O an sadece dona kalmıştım. Neden oradaydı? Ya da ne yapabilirdim? Ya birşey yapmaya kalktığımda kendini aşağı atarsa? Ya da ya düşündüğüm şeyi yapmıyorsa?

"Hey! Ne yapıyorsun orada?" Diye ona doğru seslendiğim anda kafasını kaldırıp bana doğru çevirdi. Ve o an onun sınıfta ki çocuk olduğunu fark ettim. Gözleri gözlerime odaklanmıştı. Yine kıpkırmızıydı gözleri. Ama bu sefer her gözünü kırpışında akan gözyaşı da vardı. Onun gözlerine dikkatlice bakarken kafasını yavaşça sağa ve sola salladı. Ve dudaklarını oynattı. O an dudaklarına bakmadığım için ne dediğini anlamamıştım ama birkez daha oynatınca "git" dediğini anlamıştım.

"Sakın aklından geçeni yapma!" Dediğimde ona doğru bir kaç adım atmıştım. Gözlerini gözlerimden çekmeden kalım ve neredeyse bir adımlık boyda olan durduğu duvarın üzerinde öne doğru küçücük bir adım attı. Ve o an yeniden "git" dedi. Kafamı hızla iki yana salladım.

"Hayır, gitmicem. Bak konuşabiliriz. Evet belki seni anlamam ama ne derdin varsa yardımcı olabilirim." Kurduğum cümle ile gözlerime öyle bir bakmıştı ki sanki o an buna çok ihtiyacı olduğunu fakat gücü olmadığını anlatmaya çalışıyordu. Bir adım daha öne doğru gittiği anda ona doğru birkaç adım daha atıp hızla bağırdım.

"Dur, dur! Tamam, şunu anladım ki anlatmak istiyorsun ama anlatamıyorsun. Ama neden? Bak belki cevap verirsen sana yardım ederim." Sadece baktı. Dudakları aralandı fakat tekrardan kapandı. Ona doğru bir adım daha attım. Birkaç yaş daha düştü gözlerinden. Ve o an dudakları aralandı.

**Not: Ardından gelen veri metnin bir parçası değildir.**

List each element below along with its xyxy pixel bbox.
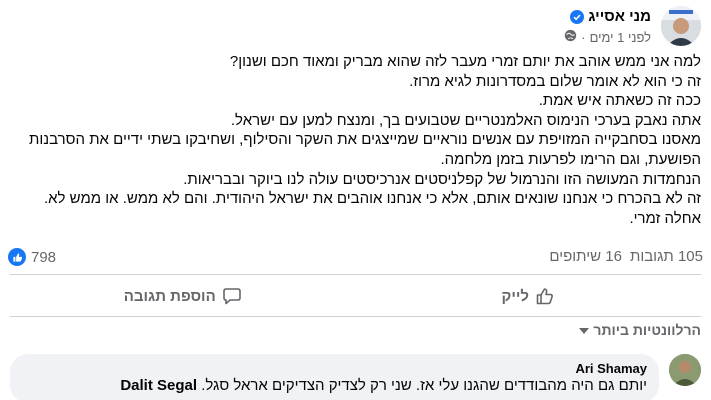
post-line: אחלה זמרי. [629, 209, 701, 227]
comment-sort-dropdown[interactable]: הרלוונטיות ביותר [579, 322, 701, 338]
post-actions: לייק הוספת תגובה [10, 282, 701, 310]
post-header: מני אסייג לפני 1 ימים · [10, 6, 701, 50]
post-time[interactable]: לפני 1 ימים [590, 30, 651, 45]
reactions-summary[interactable]: 798 [8, 248, 56, 266]
post-line: זה כי הוא לא אומר שלום במסדרונות לגיא מר… [409, 72, 701, 90]
comment-text: יותם גם היה מהבודדים שהגנו עלי אז. שני ר… [22, 376, 647, 395]
post-stats: 798 105 תגובות 16 שיתופים [8, 246, 703, 268]
verified-badge-icon [570, 9, 585, 24]
author-name[interactable]: מני אסייג [588, 8, 651, 25]
commenter-avatar[interactable] [669, 354, 701, 386]
share-count[interactable]: 16 שיתופים [549, 248, 622, 265]
comment-count[interactable]: 105 תגובות [630, 248, 703, 265]
like-button[interactable]: לייק [356, 282, 702, 310]
thumbs-up-icon [535, 286, 555, 306]
comment-bubble-icon [222, 286, 242, 306]
divider [10, 274, 701, 275]
comment-mention[interactable]: Dalit Segal [120, 377, 197, 394]
comment-item: Ari Shamay יותם גם היה מהבודדים שהגנו על… [10, 354, 701, 400]
comment-button[interactable]: הוספת תגובה [10, 282, 356, 310]
post-line: למה אני ממש אוהב את יותם זמרי מעבר לזה ש… [229, 53, 701, 70]
comment-label: הוספת תגובה [123, 287, 216, 305]
post-line: ככה זה כשאתה איש אמת. [538, 92, 701, 110]
meta-separator: · [581, 29, 586, 45]
author-avatar[interactable] [661, 6, 701, 46]
post-line: הנחמדות המעושה הזו והנרמול של קפלניסטים … [183, 170, 701, 188]
comment-bubble: Ari Shamay יותם גם היה מהבודדים שהגנו על… [10, 354, 659, 400]
like-label: לייק [501, 287, 529, 305]
post-text: למה אני ממש אוהב את יותם זמרי מעבר לזה ש… [10, 52, 701, 228]
comment-body: יותם גם היה מהבודדים שהגנו עלי אז. שני ר… [201, 377, 647, 394]
sort-label: הרלוונטיות ביותר [593, 322, 701, 338]
chevron-down-icon [579, 328, 590, 334]
post-line: הפושעת, וגם הרימו לפרעות בזמן מלחמה. [440, 150, 701, 168]
post-line: מאסנו בסחבקיי‏ה המזויפת עם אנשים נוראיים… [29, 131, 701, 149]
globe-icon [564, 29, 577, 45]
post-line: אתה נאבק בערכי הנימוס האלמנטריים שטבועים… [230, 111, 701, 129]
like-reaction-icon [8, 248, 26, 266]
like-count[interactable]: 798 [31, 249, 56, 266]
post-line: זה לא בהכרח כי אנחנו שונאים אותם, אלא כי… [43, 190, 701, 208]
commenter-name[interactable]: Ari Shamay [22, 361, 647, 376]
divider [10, 316, 701, 317]
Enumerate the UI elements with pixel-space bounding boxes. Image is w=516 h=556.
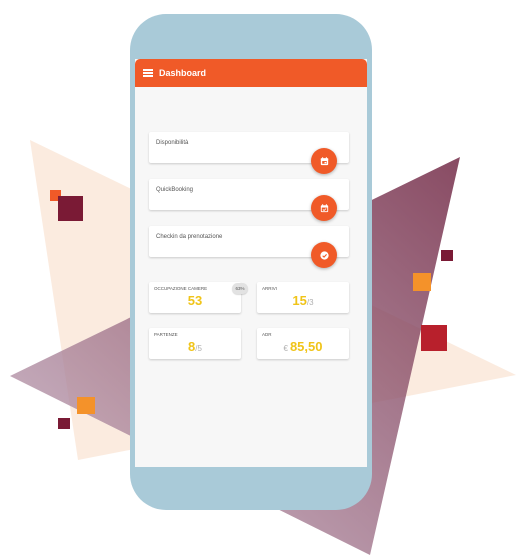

"Yapamam..." Bir adım daha attım. Belki onu oyalayıp yaklaşabilirdim.

"Ama neden?" Kurduğum cümle ile alay edercesine güldü. Kaşlarım çatıldı.

"Neden benimle konuşuyorsun? İnsanlar eğer seni benim yanımda görürlerse sana ne yaparlar biliyor musun?" Gözlerimi birkaç saniye kapattığım anda onun hâlâ o duvarın üstünde olduğu düşüncesi aklıma gelmesi ile anında tekrardan açtım.

"Eğer insanların ne dediklerini umursuyo olsaydım şuan burada, senin yanında ve seninle konuşuyor olmazdım. Bak eğer oradan inip benimle konuşursan sorunları beraber çözeriz." Bir adım daha attım. Aramızda ki mesafe artık çok azdı. Bir kez daha güldü fakat bu gülüşün içinde acı vardı.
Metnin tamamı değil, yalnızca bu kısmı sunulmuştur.